Lincolnshire’s Kona Grill: Summertime, and the Patio is Easy

You might come to Lincolnshire’s Kona Grill for the bar scene, or the sushi.

Maybe you have a taste for Japanese and American-influenced cuisine served in a pseudo-Hawaiian setting.

Whatever your reasons for visiting, ask to sit on the lovely, screened-in porch overlooking the man-made lake built from an old quarry. It’s restful, the overhead fans keep the air circulating, and it’s the perfect summer spot to enjoy a Skinny Cool Cucumber Mojito ($6).

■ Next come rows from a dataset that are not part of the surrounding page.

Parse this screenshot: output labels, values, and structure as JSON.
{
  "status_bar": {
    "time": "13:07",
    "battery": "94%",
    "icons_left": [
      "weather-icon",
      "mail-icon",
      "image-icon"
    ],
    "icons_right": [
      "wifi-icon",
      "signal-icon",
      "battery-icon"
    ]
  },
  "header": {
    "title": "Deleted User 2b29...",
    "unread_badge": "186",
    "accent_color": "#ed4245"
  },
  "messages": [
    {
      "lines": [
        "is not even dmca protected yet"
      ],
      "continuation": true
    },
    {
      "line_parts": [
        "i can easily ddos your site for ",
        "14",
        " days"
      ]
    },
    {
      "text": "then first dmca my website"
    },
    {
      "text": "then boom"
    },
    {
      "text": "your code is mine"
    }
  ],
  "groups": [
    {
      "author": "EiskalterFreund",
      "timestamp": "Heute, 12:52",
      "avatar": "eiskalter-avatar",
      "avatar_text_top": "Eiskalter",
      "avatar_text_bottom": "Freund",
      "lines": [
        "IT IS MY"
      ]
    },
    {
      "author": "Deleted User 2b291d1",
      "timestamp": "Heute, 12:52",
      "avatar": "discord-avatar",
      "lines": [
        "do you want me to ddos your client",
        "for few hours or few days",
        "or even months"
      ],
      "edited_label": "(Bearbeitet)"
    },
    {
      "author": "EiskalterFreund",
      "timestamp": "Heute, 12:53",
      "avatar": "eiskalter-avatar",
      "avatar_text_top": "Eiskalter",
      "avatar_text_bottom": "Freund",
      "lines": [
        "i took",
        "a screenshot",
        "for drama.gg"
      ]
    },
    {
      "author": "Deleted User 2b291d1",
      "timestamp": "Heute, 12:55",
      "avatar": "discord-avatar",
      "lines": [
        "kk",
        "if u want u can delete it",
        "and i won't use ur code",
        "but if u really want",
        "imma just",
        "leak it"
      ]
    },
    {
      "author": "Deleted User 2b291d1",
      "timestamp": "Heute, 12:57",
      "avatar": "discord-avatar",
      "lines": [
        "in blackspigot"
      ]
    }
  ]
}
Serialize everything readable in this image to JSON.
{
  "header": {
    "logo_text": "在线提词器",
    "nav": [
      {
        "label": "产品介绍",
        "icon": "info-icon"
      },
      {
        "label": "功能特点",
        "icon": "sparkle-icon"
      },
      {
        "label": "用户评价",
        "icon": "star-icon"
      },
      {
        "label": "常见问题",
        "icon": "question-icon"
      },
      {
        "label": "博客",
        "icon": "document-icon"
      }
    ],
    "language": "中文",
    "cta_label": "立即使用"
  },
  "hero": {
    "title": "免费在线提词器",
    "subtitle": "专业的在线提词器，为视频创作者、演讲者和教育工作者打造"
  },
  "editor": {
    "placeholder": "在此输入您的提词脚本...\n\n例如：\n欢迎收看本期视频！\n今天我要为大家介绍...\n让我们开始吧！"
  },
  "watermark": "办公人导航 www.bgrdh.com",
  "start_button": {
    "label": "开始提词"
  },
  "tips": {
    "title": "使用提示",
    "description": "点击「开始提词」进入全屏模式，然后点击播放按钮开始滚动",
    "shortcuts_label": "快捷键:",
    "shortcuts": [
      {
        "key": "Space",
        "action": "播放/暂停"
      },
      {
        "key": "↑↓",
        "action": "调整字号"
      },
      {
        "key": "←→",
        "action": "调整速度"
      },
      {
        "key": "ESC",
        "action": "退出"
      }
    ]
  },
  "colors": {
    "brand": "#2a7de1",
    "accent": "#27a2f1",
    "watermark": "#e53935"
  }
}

The “skinny” on this mojito, made with Cruzan light rum, cucumbers, mint, lime and Splenda simple syrup, is that it’s only around 100 calories. There’s also a Skinny Margarita Sukini, with fresh orange and lime juice and tequila for variety. I thought I’d hate it (not a fan of Splenda, too sickly sweet), but the citrus takes over in a surprising way that cancels out that faux-sugar taste and they are actually very refreshing. And guilt free!

The Shrimp Tempura Roll ($6) is a fine starter, and the selection of sushi rolls (some a little out there) is impressive. The Kona Calamari ($9.25), served with a spicy aioli dipping sauce, were on the soggy side and under-seasoned, although the aioli was just right. Potstickers ($8) were pan-seared and filled with chicken and veggies; they quickly disappeared. I love when the outside is perfectly crusty and you get the textural contrast with the steamy, soft filling.

The Ahi Steak Sandwich ($13.50), available at lunch, gave us freshly seared ahi tuna layered with basil pesto aioli, avocado, tomato and shredded Romaine lettuce, served with a side of crunchy but tasteless taro chips (taro is an Asian tuber and the basis for poi, a traditional Hawaiian dish). The tuna was fresh tasting, but the sandwich was unwieldy and very sloppy to eat. Definitely not date food!

We were disappointed by the Pan-Asian Noodles ($12.50), udon noodles mixed with marinated beef and vegetables in a spicy black bean garlic sauce. Despite our server’s insistence that the sauce “wasn’t spicy at all,” it was nearly inedible.  More successful was the Sweet Chili-Glazed Salmon Salad, with a generous portion of grilled, glazed salmon perched atop fresh field greens, cucumber, diced tomato, tofu and crispy wonton strips, tossed in a sesame-soy dressing. It was delicious.

Many of Kona’s desserts are cleverly available in “individual” (a/k/a smaller portions) sizes, a welcome solution to the problem of too much of a good thing. The Crème Brulee ($3.50) was a manageable size, with a crackly sugar crust and smooth-textured custard beneath. The Red Velvet Cake ($6.50) was not the best I’ve had, but as far as I’m concerned, red velvet only comes in various shades of good.

I might not be drawn back by the food (or service, for that matter), but I’d come again to sit on that patio and nurse a Skinny Mojito or two (or three) with a few sushi rolls. I know where my priorities lie.